In 1996, it was determined that fully half of peacekeeping missions are correlated with a "rapid rise in child prostitution" in their respective countries.

==1996 UN study==
In the 1996 UN study The Impact of Armed Conflict on Children, former first lady of Mozambique Graça Machel concluded: "In 6 out of 12 country studies on sexual exploitation of children in situations of armed conflict prepared for the present report, the arrival of peacekeeping troops has been associated with a rapid rise in child prostitution."

Eight years later, Indian-born feminist Gita Sahgal again raised the issue of the relationship between supposed humanitarian intervention and the prostitution and sex abuse that frequently follows. She observed that "the issue with the UN is that peacekeeping operations unfortunately seem to be doing the same thing that other militaries do." She concluded that "even the guardians have to be guarded", recalling the philosophical issue and rhetorical question of quis custodiet ipsos custodes? ("who watches the watchers?").

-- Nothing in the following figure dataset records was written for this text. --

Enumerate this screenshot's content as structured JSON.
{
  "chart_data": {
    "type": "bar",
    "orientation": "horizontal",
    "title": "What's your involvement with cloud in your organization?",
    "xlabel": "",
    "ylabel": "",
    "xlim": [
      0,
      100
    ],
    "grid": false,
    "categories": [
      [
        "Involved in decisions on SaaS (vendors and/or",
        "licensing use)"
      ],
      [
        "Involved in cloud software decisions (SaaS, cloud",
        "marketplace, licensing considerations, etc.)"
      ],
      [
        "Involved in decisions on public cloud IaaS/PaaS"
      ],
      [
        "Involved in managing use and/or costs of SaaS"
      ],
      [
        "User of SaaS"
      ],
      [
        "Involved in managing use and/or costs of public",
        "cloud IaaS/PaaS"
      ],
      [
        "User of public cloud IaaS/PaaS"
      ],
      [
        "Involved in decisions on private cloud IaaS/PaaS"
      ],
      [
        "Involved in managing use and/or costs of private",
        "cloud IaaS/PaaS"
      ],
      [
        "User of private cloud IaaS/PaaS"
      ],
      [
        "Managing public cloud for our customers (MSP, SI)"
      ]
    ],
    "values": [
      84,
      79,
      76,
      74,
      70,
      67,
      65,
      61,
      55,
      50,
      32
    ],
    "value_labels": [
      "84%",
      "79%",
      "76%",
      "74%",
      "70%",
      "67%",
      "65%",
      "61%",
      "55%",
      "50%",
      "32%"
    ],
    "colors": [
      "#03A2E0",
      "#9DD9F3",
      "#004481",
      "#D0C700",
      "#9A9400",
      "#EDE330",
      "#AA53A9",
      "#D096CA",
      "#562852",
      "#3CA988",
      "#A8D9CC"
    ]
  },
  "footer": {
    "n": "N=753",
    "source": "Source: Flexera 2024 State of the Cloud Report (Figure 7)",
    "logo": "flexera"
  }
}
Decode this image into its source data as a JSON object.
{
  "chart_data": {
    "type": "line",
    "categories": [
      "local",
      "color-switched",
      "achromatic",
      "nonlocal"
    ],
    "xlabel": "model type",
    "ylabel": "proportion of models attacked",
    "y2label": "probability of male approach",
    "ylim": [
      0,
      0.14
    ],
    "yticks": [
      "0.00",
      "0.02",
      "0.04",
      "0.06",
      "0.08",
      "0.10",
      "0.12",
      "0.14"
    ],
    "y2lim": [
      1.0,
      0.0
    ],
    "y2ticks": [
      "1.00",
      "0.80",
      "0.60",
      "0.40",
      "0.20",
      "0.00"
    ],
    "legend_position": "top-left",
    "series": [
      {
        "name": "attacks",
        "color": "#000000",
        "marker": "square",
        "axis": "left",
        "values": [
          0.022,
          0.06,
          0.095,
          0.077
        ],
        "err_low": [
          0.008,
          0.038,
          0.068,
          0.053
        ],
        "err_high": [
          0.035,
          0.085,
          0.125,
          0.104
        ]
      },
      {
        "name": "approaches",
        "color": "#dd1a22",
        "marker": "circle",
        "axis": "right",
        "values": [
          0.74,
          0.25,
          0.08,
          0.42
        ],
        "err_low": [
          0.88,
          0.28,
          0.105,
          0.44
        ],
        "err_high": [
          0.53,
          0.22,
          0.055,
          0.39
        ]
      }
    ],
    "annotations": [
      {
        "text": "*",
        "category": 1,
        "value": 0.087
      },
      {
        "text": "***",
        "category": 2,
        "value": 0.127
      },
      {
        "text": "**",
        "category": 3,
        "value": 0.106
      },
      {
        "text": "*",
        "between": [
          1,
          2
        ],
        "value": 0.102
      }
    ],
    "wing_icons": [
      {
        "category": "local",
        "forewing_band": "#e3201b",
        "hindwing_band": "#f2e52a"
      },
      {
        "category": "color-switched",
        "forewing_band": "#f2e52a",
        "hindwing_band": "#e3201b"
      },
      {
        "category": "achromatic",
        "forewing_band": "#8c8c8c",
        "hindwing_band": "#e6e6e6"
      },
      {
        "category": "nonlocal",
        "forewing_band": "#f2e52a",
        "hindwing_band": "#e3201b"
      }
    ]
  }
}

==Canadian government analysis==
Internal Canadian government documents from 2016 suggest that the UN has "glaring gaps" in its procedures for tracking and prosecuting peacekeepers accused of exploitation and sexual abuse, and that only a small fraction of cases are likely to be reported. The Toronto Star obtained the memo, which contains the claim that "Events in [the Central African Republic] and the data coming out of the [Secretary General's 2016] annual report point to a system that is lacking in efficiency, transparency and coherency." The memo goes on to say:
"Part of the answer to these deficiencies lies in establishing enduring, system-wide structures but the nature of UN governance makes this a challenging endeavor. In addition, as we continue to unpack how member states themselves can better approach this issue from pre-deployment training to punishing perpetrators to victims’ assistance, there must also be a greater willingness by individual countries to examine and address internal shortfalls."
In 2016, a UN report named 21 countries that had 69 credible reports of incidents in 2015. One briefing note obtained by the Star claimed that "unique, structural factors within the UN system" made harder their goals of greater transparency and enforcement. "Although military personnel are covered by military codes of conduct and justice systems, UN police and civilian staff accused of [sexual exploitation and abuse] in the field may face only minor disciplinary measures, such as repatriation and being barred from future deployments," the unclassified document reads.

=="Actions of a few"==
In the early 2000s, proponents of peacekeeping argued that the actions of a minority of the peacekeeping force should not be allowed to tarnish what they perceived as necessary work by the majority of participants in such UN missions. Others have criticized the UN over its apparent failure to take the issue seriously enough. As many more incidents came to light in the decade following the first reports, commentators and organizations such as Human Rights Watch (HRW) suggested that the problem had extended beyond the "actions of a few", with HRW highlighting that other major supranational organizations involved in these missions had the same problems, including the African Union.

==In popular culture==
In 2010, a film, The Whistleblower, directed by Larysa Kondracki, aired on the affair, based on Nebraskan police officer Kathryn Bolkovac, who served as a peacekeeper in post-war Bosnia and outed the U.N. for covering up the sex scandal. The film featured Rachel Weisz, Monica Bellucci, Vanessa Redgrave, and many others.